Report: Health Costs from Climate Change and Fossil Fuel Pollution Tops $820 Billion a Year

Report: Health Costs from Climate Change and Fossil Fuel Pollution Tops $820 Billion a Year

Cutting U.S. climate pollution soon can avoid a wave of misery, deliver enormous health benefits and cost savings, protect vulnerable communities, and safeguard our future

WASHINGTON – The staggering, often-overlooked financial costs to our health from fossil-fuel generated air pollution and climate change surpass $820 billion in health costs each year—a burden falling heaviest on vulnerable communities but also shared in part by everyone in the United States, a new report shows.

“The science is clear: the dangerous effects of climate change—and their profound costs to our health and our pocketbooks— will worsen each year we fail to curb the pollution that is destabilizing our planet,” said Dr. Vijay Limaye, report co-author and a climate and health scientist at NRDC (Natural Resources Defense Council.) “We face a choice: continue down this dead-end path of inaction and soaring healthcare bills. Or make smart investments now in cost-effective solutions that will prevent millions of people in our country—especially the most vulnerable—from suffering injuries, illness, and premature death. The time to act is now.”

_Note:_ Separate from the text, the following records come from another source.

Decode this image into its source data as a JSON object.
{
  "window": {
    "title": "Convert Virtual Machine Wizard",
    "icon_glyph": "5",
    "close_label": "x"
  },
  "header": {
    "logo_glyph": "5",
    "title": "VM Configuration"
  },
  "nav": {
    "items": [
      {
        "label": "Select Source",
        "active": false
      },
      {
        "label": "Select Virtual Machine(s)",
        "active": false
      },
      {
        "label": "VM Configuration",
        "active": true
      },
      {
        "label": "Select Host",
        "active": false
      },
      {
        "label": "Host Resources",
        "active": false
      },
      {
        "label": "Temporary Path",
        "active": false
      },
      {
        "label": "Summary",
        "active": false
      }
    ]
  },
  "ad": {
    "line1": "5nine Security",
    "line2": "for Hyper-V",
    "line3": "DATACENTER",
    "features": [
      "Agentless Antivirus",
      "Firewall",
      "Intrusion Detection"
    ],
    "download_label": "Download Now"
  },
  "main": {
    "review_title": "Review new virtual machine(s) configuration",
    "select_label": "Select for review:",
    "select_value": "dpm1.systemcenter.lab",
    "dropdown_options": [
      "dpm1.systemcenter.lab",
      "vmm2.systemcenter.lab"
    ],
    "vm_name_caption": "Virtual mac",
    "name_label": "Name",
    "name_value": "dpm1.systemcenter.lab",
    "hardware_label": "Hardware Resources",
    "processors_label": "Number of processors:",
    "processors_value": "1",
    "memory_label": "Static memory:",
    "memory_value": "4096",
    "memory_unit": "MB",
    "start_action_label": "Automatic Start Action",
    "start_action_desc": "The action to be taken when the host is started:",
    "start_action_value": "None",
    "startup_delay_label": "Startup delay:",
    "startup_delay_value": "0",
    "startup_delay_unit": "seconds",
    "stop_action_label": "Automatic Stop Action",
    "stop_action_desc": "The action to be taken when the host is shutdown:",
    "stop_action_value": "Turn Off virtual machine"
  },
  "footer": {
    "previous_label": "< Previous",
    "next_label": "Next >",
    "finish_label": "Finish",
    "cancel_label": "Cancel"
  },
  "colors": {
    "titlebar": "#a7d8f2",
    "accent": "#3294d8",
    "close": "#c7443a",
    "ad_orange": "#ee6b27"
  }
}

The report, “The Costs of Inaction: The Economic Burden of Fossil Fuels and Climate Change on Health in the United States,” synthesizes several dozen scientific research papers and is among the first to tally a broad financial toll on public health from climate-change-driven extreme weather, dangerous heat waves, spikes in air pollution and increases in vector-borne diseases.

These impacts are projected to escalate, with the potential to trigger substantial increases in harm to public health in the U.S. Correspondingly, taking bold action to cut fossil fuel use and climate pollution could yield hundreds of billions of dollars in avoided health harms, the report shows.